The Small Business Administration (“SBA”) has issued two more regulations that will require that small businesses recertify their size when they engage in a merger and/or acquisition (“M&A”). The regulations, published in conjunction with the final limitation on subcontracting regulation and the new mentor-protégé program, further limit the ability of small businesses to engage in acquisitions that could impact their continued performance of small business set-aside contracts. Both are certain to make it more difficult for small businesses to engage in M&A deals.
The first of these new recertification rules has been implemented through the SBA’s final regulation, issued on May 31, 2016, regarding the subcontract limitation requirements applicable to small businesses. Buried within this final rule was a regulation with regard to recertification of size prior to contract award. Specifically, under this new size recertification rule, firms that are bidding on small business set-aside contracts, including set-asides under socio-economic programs, will need to recertify their size prior to a contract award if they engage in an M&A transaction during the time between the submission of the proposal and the award.
As published, the final rule should only impact an agency’s ability to take small business credit for an award to a firm that can no longer recertify to being small because of an M&A; nothing in the regulation indicates that the size eligibility of firms will be impacted on those contracts prior to award, even though they may no longer qualify as small. However, as drafted, the final regulation suggests that a firm’s size may now be determined at the time of contract award for firms that engage in M&A deals.
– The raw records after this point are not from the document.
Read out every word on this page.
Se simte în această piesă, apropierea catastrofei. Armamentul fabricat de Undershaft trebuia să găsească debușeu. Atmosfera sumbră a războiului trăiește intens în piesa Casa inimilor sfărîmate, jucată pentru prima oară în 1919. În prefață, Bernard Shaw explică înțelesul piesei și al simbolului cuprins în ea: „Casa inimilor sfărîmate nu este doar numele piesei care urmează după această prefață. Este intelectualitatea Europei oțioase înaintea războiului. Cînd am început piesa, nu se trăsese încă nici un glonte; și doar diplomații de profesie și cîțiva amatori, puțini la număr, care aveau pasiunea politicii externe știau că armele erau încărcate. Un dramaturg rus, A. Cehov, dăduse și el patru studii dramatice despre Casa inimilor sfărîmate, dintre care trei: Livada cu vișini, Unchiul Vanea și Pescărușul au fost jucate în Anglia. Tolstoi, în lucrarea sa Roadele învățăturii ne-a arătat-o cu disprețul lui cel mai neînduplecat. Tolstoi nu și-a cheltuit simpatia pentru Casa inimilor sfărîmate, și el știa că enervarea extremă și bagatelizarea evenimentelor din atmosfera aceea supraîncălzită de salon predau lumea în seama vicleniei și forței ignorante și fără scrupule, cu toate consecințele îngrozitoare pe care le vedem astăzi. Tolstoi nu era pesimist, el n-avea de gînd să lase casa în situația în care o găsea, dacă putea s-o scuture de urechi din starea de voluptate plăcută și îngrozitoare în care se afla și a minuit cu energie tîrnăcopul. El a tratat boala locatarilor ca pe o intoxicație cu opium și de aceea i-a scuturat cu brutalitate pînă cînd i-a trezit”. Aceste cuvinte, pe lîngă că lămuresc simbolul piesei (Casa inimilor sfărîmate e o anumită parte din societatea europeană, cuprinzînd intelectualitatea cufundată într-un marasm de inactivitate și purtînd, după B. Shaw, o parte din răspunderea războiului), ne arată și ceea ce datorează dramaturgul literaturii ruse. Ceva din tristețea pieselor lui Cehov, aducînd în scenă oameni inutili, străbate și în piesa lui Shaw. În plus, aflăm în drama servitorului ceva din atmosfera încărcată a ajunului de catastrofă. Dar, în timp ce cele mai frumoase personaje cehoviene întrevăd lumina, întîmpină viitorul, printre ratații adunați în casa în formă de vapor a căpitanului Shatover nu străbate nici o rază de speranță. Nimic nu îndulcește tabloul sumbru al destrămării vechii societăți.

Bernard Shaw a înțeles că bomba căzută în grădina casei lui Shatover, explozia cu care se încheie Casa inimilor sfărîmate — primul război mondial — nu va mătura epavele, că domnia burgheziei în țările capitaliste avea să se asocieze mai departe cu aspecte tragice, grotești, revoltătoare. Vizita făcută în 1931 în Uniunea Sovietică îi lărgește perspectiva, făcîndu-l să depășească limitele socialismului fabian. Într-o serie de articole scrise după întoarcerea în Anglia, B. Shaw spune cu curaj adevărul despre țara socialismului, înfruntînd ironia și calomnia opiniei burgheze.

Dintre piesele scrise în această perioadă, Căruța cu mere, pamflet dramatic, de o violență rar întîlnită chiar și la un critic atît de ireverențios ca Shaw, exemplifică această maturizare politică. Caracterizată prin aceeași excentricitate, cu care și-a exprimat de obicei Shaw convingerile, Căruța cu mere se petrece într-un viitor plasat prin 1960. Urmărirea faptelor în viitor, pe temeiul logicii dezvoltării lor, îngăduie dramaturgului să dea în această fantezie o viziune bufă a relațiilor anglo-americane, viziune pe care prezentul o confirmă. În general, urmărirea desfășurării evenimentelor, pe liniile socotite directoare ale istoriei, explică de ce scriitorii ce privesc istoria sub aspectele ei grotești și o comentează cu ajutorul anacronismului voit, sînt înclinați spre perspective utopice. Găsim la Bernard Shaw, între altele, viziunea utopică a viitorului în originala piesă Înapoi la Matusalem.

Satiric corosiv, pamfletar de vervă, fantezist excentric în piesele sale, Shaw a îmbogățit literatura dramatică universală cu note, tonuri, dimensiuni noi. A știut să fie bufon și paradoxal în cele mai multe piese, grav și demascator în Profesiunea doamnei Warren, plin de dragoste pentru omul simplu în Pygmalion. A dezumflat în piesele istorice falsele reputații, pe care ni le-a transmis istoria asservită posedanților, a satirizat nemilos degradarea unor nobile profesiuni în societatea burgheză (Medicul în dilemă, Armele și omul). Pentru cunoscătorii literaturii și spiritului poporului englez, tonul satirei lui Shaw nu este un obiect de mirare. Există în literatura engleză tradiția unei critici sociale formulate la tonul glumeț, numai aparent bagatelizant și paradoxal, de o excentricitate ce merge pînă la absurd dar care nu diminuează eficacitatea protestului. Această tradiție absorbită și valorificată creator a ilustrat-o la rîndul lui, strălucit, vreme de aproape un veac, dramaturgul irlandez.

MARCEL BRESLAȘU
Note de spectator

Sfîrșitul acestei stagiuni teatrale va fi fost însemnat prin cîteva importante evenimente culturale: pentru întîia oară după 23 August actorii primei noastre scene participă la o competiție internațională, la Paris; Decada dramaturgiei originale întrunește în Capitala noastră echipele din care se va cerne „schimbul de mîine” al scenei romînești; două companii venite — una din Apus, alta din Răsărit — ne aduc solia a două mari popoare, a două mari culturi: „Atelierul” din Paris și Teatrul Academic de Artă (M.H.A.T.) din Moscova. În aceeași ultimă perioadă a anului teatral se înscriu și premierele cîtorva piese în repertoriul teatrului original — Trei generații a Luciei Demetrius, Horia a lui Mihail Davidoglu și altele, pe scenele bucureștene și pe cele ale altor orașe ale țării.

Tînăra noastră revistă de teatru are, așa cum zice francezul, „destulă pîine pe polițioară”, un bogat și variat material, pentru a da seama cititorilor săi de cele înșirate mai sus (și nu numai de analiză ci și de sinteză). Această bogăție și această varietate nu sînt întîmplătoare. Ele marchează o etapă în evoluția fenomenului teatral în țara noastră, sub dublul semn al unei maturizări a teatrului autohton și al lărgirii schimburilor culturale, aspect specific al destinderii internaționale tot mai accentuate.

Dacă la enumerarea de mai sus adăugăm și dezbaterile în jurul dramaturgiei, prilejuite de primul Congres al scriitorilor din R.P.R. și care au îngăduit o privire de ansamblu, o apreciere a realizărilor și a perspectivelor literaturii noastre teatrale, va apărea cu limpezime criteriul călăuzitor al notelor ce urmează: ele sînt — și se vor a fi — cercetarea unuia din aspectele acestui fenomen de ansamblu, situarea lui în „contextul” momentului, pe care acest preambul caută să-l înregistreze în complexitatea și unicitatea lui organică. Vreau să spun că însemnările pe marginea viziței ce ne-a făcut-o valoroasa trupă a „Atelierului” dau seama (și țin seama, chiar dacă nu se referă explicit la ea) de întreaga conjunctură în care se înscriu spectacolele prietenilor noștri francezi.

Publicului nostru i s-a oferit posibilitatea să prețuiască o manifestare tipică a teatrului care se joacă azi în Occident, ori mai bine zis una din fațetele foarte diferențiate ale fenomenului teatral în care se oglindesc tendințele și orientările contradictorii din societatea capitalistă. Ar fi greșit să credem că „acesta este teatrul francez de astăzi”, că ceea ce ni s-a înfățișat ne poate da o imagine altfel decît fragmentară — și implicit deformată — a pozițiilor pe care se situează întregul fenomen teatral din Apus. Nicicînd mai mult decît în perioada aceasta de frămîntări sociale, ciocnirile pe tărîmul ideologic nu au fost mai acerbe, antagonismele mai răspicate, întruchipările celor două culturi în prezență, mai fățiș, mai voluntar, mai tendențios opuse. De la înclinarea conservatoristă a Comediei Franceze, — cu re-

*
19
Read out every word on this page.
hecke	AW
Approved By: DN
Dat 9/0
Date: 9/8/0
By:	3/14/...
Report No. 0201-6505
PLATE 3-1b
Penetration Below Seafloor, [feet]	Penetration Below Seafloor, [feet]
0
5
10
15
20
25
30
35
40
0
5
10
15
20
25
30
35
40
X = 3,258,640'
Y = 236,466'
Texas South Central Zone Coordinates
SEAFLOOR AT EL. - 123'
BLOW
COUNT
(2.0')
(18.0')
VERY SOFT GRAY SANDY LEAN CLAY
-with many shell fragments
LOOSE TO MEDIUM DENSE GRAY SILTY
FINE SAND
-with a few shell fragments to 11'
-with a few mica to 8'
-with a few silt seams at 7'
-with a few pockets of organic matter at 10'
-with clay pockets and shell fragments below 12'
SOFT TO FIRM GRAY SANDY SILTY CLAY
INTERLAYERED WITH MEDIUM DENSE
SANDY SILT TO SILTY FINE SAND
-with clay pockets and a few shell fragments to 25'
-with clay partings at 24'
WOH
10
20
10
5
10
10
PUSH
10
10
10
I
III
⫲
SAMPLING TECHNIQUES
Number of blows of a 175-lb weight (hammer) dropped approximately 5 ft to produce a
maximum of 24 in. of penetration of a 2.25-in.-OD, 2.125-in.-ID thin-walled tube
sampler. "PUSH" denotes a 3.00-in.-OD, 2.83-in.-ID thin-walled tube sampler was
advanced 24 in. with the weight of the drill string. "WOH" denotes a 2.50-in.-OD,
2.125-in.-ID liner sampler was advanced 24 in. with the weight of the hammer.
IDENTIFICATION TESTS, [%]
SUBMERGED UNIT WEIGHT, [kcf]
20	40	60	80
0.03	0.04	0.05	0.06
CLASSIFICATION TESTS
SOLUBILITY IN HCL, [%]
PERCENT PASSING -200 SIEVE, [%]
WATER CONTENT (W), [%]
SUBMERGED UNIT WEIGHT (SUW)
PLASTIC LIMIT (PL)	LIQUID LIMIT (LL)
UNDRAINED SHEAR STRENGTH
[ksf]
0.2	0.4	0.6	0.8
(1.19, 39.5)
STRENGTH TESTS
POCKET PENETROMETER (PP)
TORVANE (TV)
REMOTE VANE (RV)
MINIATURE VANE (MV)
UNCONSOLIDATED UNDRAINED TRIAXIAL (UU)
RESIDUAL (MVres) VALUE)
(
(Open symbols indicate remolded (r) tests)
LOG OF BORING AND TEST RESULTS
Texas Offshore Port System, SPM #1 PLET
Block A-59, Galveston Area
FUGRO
The ambiguity as to when size may be determined heightens the risk that size protests will be filed when awards are made to such firms. Indeed, many contracting officers may question whether to move forward with an award to a company that does not allow the agency to take small business credit on procurements set aside for that purpose, leading them to protest the awardee’s size.
The second recertification rule was issued on July 25, 2016, in connection with the new regulation establishing a governmental-wide mentor-protégé program for all small businesses. Within the new mentor-protégé regulation, the SBA issued a rule regarding recertification when an affiliate of a small business acquires another concern. This rule was prompted by a recent SBA Office of Hearings and Appeals decision which held that the size recertification requirements did not apply to transactions by an affiliate of a company performing government contracts because the recertification rule only applied to the contractor in question, but not its affiliate. The SBA’s new rule provides that an acquisition by an affiliate must be deemed an acquisition by the contractor, triggering recertification by the firm performing the government contract(s).
With these two new rules, the SBA has broadened the recertification requirement to cover any small business, including affiliates that acquire another concern, or are acquired by another concern, not only when performing a contract but also when bidding on small business set-asides. Although the SBA has consistently taken the position that recertification should not impact a firm’s eligibility for the continued performance of contracts set aside for small businesses (unless recertification is required for options and task orders), it still makes it much more difficult for small businesses to grow through M&A transactions. Not being able to take credit for work performed by firms engaged in M&A deals seeking to grow, many procuring agencies will look for other vehicles to help them meet their goals. The new regulations will also require that small businesses with affiliates carefully monitor the M&A transactions related companies may be pursuing. With different management teams often running affiliates, there is a risk that an affiliate’s deals will impact the contracting firm’s eligibility on new and existing contracts.